I changed outfits in my car going from opening the coffee shop I worked at to closing for my job at a retail store. The days were long but I was earning more than I was spending, which allowed me to save money for the upcoming semester and freely spend what I had left.
However, this year has required me to become more intentional with my spending, while learning how to properly budget my income and time.
The rise of inflation has set the tone for my summer, not only have I been stressed about rising gas prices but just the simple cost of living, like getting food for lunch or buying clothes.
Prior to committing to only one job, I used to work long hours without breaks and worked with bosses who prioritized profit over staff well-being. Deciding not to work at these places allowed me to create a better work-life balance for myself and budgeting has helped me save more and remain less stressed.

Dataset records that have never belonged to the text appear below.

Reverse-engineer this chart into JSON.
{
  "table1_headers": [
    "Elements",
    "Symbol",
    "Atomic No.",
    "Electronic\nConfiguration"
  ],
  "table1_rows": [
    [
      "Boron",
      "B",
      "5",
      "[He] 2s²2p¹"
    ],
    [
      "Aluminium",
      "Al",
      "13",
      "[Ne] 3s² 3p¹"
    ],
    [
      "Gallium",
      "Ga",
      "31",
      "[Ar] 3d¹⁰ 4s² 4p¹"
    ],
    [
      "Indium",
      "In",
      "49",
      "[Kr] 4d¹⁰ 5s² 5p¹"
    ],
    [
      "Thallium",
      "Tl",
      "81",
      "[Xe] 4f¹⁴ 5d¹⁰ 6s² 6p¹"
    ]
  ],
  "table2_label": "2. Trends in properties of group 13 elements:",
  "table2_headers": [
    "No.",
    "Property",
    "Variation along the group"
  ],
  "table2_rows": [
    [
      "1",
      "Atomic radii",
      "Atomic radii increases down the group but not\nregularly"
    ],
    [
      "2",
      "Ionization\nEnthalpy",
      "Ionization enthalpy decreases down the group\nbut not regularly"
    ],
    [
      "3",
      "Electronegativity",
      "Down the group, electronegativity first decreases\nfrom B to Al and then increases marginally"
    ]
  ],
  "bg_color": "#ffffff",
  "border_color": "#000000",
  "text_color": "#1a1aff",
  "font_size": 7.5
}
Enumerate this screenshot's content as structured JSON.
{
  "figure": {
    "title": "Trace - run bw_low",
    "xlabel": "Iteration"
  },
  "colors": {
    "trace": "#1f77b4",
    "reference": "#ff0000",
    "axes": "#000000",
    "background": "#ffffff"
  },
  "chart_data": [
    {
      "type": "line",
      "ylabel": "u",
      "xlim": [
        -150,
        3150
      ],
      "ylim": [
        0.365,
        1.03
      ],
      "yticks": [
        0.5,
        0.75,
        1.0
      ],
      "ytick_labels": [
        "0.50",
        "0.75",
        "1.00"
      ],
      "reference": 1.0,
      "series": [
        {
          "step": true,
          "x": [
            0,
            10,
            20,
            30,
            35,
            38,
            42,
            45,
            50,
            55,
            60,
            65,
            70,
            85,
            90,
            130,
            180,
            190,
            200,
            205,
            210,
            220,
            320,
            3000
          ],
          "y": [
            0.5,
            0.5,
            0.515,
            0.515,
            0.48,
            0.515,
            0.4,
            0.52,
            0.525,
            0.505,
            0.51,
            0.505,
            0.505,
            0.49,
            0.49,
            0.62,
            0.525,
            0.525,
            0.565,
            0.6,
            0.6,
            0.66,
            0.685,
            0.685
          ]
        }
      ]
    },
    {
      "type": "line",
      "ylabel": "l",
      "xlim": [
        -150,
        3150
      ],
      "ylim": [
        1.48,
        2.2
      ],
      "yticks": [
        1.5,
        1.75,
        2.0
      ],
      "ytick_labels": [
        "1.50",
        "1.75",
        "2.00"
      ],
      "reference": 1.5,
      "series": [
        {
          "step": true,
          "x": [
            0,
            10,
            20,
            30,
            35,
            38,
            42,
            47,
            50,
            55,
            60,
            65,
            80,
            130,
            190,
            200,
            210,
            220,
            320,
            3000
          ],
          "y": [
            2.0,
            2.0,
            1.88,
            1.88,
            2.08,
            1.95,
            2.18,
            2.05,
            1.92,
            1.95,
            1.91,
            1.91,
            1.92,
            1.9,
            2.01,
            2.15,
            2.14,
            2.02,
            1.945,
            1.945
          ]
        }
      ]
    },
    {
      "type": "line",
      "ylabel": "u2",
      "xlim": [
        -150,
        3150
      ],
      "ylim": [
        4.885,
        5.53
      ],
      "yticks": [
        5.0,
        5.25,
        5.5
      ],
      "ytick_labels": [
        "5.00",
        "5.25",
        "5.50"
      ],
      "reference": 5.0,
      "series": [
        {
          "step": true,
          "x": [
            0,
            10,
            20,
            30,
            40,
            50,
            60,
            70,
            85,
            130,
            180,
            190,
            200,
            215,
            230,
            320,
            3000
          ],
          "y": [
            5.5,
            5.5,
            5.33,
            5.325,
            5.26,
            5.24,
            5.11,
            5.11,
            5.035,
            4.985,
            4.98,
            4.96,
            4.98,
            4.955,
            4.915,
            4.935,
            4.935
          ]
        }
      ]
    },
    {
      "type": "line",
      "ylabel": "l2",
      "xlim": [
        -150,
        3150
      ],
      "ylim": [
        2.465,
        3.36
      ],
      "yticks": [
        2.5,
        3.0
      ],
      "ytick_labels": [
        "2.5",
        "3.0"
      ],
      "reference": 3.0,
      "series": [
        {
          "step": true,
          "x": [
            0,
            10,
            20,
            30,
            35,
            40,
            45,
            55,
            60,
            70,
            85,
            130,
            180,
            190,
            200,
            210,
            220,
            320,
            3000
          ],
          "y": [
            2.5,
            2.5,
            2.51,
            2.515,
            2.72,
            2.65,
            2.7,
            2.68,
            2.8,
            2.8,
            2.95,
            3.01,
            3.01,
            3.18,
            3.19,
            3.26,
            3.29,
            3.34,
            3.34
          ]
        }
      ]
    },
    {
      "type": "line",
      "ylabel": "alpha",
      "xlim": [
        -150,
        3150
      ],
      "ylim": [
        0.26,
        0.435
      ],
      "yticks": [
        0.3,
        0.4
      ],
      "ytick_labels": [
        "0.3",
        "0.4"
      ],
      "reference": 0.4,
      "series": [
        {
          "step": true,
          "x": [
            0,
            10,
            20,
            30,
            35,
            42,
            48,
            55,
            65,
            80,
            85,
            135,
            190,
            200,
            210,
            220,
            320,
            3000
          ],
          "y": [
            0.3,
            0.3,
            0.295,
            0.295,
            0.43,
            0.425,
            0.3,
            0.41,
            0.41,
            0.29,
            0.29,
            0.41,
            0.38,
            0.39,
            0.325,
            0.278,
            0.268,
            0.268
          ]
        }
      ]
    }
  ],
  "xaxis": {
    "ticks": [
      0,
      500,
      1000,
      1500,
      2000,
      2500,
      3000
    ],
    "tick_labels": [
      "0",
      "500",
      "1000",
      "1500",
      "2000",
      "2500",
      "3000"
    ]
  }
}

I recently received a promotion at the retail store I started working at two years ago, and I was ecstatic about the new position which included a moderate pay raise, landing me at $15 an hour, when I previously only made $13.
However, the promotion involved a lengthier commute because I transferred from a store in Bridgewater, New Jersey, to a location in Short Hills bumping my 30 minute commute to 50 minutes. I don’t mind long drives, but the financial stress of constantly buying gas became increasingly frustrating.
I knew accepting the offer would be a financial burden due to the commute, but it felt good knowing that I was moving up in my workplace, even if it hurt my wallet it would at least benefit my resume.
While working roughly 30 hours, I fill up my tank about once a week, which costs me around $65 per fill totaling to $130 per pay period. When I worked closer to my house, I only bought gas once roughly every two weeks, which would only total $40 per pay period prior to the inflated prices.
When I pull into the gas station, I strategically choose the one that is three cents cheaper than the others in my area. Although three cents off the gallon barely made a difference, I feel relaxed knowing that the total would be slightly cheaper.
However gas prices are up nearly 50 percent compared to last year and I usually pay $4.80 per gallon
Normally, I would spend the summer visiting family down the shore, and going on thrift trips with my friends. However, every trip feels a financial burden.
Spending less time being out on the road and staying at home allows me to save on gas, but learning to limit where I go and what I do has been especially frustrating.
I’ve learned spending money on little things like coffee before work, or buying lunch on my break adds up quickly. Paying for everything I need during the week in cash allowed me to leave my debit card at home and strictly use the money I had with me, instead of aimlessly spending and neglecting to check my bank account.
I know I am not alone in my struggle to save money and enjoy my time as I normally would in lieu of the increase in inflation. However, budgeting has given a new perspective on saving up for experiences and things that I really want.
Even when I have to budget my time and money I find that the money and time that is spent is worthwhile and fulfilling.